Led by the American Association for the Advancement of Science, the Golden Goose Award committee includes a bipartisan group of congressional supporters and several science and higher education organizations.

In October, the global biopharmaceutical company AstraZeneca announced it was advancing into phase 3 clinical trials an investigational COVID-19 therapy consisting of two long-acting antibodies discovered in the Vanderbilt Vaccine Center, which Crowe directs, and optimized by AstraZeneca.

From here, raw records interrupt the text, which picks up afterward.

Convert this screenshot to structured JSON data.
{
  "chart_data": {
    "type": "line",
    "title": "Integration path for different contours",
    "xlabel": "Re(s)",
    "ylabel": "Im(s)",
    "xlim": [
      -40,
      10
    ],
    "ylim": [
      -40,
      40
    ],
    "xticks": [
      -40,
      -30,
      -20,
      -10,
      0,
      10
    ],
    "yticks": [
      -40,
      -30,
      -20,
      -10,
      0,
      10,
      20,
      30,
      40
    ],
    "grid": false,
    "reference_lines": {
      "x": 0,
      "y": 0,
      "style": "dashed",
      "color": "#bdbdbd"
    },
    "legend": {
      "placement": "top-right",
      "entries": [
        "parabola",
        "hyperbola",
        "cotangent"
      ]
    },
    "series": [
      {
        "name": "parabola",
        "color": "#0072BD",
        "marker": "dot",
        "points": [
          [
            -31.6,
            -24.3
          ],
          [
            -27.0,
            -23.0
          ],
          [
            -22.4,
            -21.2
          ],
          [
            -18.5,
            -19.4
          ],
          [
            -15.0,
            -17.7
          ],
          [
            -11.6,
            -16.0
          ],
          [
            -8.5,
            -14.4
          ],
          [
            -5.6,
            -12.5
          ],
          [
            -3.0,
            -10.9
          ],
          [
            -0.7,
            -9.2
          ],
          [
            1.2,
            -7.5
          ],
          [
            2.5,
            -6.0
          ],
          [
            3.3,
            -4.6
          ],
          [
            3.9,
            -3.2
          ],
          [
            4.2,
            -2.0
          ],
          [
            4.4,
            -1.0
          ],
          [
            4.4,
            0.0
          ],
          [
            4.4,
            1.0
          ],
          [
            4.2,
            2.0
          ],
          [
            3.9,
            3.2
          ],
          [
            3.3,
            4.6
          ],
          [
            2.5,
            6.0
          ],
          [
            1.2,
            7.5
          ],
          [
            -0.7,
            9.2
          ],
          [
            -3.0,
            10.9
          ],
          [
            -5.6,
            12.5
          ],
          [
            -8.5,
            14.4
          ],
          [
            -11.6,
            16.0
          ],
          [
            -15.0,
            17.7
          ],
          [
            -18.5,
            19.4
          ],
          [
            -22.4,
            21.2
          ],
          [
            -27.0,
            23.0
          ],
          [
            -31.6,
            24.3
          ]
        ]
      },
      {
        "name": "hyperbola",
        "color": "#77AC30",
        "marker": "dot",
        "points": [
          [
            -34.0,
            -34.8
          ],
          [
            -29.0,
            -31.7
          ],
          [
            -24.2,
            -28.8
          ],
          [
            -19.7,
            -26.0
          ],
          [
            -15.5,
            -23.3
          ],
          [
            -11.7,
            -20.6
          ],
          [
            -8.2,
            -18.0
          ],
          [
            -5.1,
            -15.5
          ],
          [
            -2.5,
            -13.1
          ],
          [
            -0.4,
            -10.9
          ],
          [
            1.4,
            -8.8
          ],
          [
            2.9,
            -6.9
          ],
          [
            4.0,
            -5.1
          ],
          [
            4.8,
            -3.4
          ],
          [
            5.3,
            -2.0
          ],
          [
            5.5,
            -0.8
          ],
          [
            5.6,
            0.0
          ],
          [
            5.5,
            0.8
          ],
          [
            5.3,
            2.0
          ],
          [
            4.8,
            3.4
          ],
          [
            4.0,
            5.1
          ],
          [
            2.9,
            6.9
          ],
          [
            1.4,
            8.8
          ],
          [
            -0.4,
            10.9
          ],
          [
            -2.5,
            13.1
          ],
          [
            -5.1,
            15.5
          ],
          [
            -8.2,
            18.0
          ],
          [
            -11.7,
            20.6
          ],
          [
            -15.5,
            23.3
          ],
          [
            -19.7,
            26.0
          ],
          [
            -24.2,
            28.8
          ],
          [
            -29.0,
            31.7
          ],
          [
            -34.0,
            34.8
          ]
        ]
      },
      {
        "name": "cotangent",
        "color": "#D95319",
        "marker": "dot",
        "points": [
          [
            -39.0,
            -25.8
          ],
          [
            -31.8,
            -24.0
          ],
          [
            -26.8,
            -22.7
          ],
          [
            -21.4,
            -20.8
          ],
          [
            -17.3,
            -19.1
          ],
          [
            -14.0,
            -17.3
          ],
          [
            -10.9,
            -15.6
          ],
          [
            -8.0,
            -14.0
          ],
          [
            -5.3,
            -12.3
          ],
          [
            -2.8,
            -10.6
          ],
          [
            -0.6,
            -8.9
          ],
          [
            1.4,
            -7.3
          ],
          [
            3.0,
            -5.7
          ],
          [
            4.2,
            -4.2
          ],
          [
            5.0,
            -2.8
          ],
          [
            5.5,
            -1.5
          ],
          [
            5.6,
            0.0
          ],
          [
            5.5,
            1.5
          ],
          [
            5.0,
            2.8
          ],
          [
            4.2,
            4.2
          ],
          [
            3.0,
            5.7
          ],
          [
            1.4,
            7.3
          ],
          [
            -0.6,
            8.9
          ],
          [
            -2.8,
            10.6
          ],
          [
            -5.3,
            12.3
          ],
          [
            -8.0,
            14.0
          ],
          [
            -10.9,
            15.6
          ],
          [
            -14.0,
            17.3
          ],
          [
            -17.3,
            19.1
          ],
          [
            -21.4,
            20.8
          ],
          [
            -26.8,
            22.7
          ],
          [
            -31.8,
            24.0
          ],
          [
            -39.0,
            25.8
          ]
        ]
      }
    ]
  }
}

“We are incredibly proud of Dr. Crowe for receiving this recognition. It is especially meaningful that the Golden Goose Award was the idea of our own U.S. Representative, Jim Cooper, in response to criticisms around the use of federal funds for scientific research. Dr. Crowe’s contributions to the field of antibody therapy are advancing our understanding for how lethal viruses can be treated and will save countless lives,” said Jeff Balser, M.D., Ph.D., president and chief executive officer for Vanderbilt University Medical Center and Dean of the Vanderbilt University School of Medicine.

“We’re grateful to the Golden Goose Award organization and all of the supporting societies and institutions who are getting the word out that federal funding for basic science has an enormous return on investment,” Crowe says.

“The integration of basic and big science approaches by the Crowe team has led to many techniques and discoveries that benefit the entire research continuum. In the context of this pandemic, the team’s pursuit of large-scale antibody science is returning milestone advances for the prevention and treatment of COVID-19,” says Jennifer Pietenpol, Ph.D., executive vice president for research at VUMC, Benjamin F. Byrd Jr.

Antibodies are produced by white blood cells in response to infection. During the past 25 years, Crowe and his colleagues have pioneered techniques for isolating human “monoclonal” antibodies that can neutralize – with laser-like focus – a host of pathogenic viruses including Zika, HIV, influenza, Ebola and respiratory syncytial virus (RSV).

Most recently they have reported the discovery of monoclonal antibodies that can neutralize the highly lethal Marburg virus, which causes severe hemorrhagic fever.

This spring, weeks after the first COVID-19 case was reported in the United States, Crowe and his team developed an ultrafast rapid antibody discovery platform that enabled them to isolate hundreds of monoclonal antibodies against the SARS-CoV-2 virus, which causes COVID-19.

AstraZeneca licensed two of the antibodies for clinical development in June.

Major funding sources for the VVC include the Defense Advanced Research Projects Agency of the U.S. Department of Defense, the National Institute of Allergy and Infectious Diseases, part of the National Institutes of Health (NIH), and the Dolly Parton COVID-19 Research Fund at Vanderbilt.

Since 2012 the annual Golden Goose Awards have recognized seemingly “obscure” research funded by the federal government that has resulted in significant benefits to society. The other recipients of the 2020 Golden Goose Award are:

Two pairs of intramural researchers at the NIH, including former Vanderbilt faculty member Barney Graham, M.D., Ph.D., for generating a vaccine candidate targeting SARS-CoV-2; and

Two researchers at the University of Texas at Austin who linked a special antibody produced by llamas to a human antibody to create a new antibody that can prevent SARS-CoV-2 from infecting human cells.